Racing towards the expiry on Tuesday night, May 4, of his mandate to form a government PM Binyamin Netanyahu has reportedly gained parliamentary support from Yamina and the Arab Ra’am faction for the revival of a separate national vote for prime minister. The system was briefly introduced in 1996 when both major parties – Mapai/Labor and Likud – failed to cobble together viable coalition governments from assorted small fry factions. (Sounds familiar?) Netanyahu won the first direct vote in 1996 but his government collapsed in mid-term. Ehud Barak came next in 1999. His government lasted two years, after which, in the next election, he was beaten by Ariel Sharon, then leader of Likud. Sharon resorted to a unity government to eke out his party’s inadequate showing.
In 2001, the separate election for prime minister was scrapped and the previous system restored for the 2003 vote.

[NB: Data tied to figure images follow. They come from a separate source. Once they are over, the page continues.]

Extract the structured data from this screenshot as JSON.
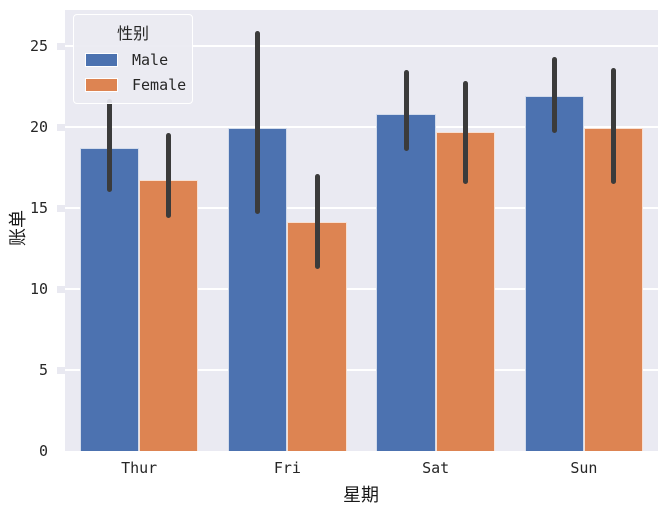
{
  "figure": {
    "background": "#ffffff",
    "plot_background": "#eaeaf2",
    "grid_color": "#ffffff",
    "text_color": "#262626"
  },
  "chart_data": {
    "type": "bar",
    "title": "",
    "xlabel": "星期",
    "ylabel": "账单",
    "categories": [
      "Thur",
      "Fri",
      "Sat",
      "Sun"
    ],
    "series": [
      {
        "name": "Male",
        "color": "#4c72b0",
        "values": [
          18.7,
          19.9,
          20.8,
          21.9
        ],
        "ci_low": [
          16.0,
          14.6,
          18.5,
          19.6
        ],
        "ci_high": [
          21.7,
          25.9,
          23.5,
          24.3
        ]
      },
      {
        "name": "Female",
        "color": "#dd8452",
        "values": [
          16.7,
          14.1,
          19.7,
          19.9
        ],
        "ci_low": [
          14.4,
          11.2,
          16.5,
          16.5
        ],
        "ci_high": [
          19.6,
          17.1,
          22.8,
          23.6
        ]
      }
    ],
    "ylim": [
      0,
      27.2
    ],
    "yticks": [
      0,
      5,
      10,
      15,
      20,
      25
    ],
    "bar_group_width_frac": 0.8,
    "error_bar_color": "#3b3b3b",
    "grid": true,
    "legend": {
      "title": "性别",
      "position": "upper left"
    }
  }
}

Resurrecting the direct prime minister’s vote now, in 2021, if approved by the Knesset, may or may not save the country a fifth general election in less than two years. If elected in this way, Netanyahu would be free to bypass the president for his mandate to rule and not have to rely on a Knesset majority to take office. But past experience shows that, given Israel’s surfeit of fringe parties, any winner of the direct vote would still have to struggle for a stable government or even its survivability.
Still, by this eleventh hour gambit, the Likud leader hopes to prevent the premiership mandate being handed by the president to opposition leader Yair Lapid.
However, with the country beset by a fresh surge of Palestinian terrorism, a US president determined to reach an accommodation with Iran, an investigation of the Meron disaster and the loss of 45 lives, Netanyahu may be counting on the voter choosing an experienced prime minister to lead the way out of proliferating crises. His corruption trial meanwhile advanced on Tuesday to the cross-examination stage of hostile witnesses.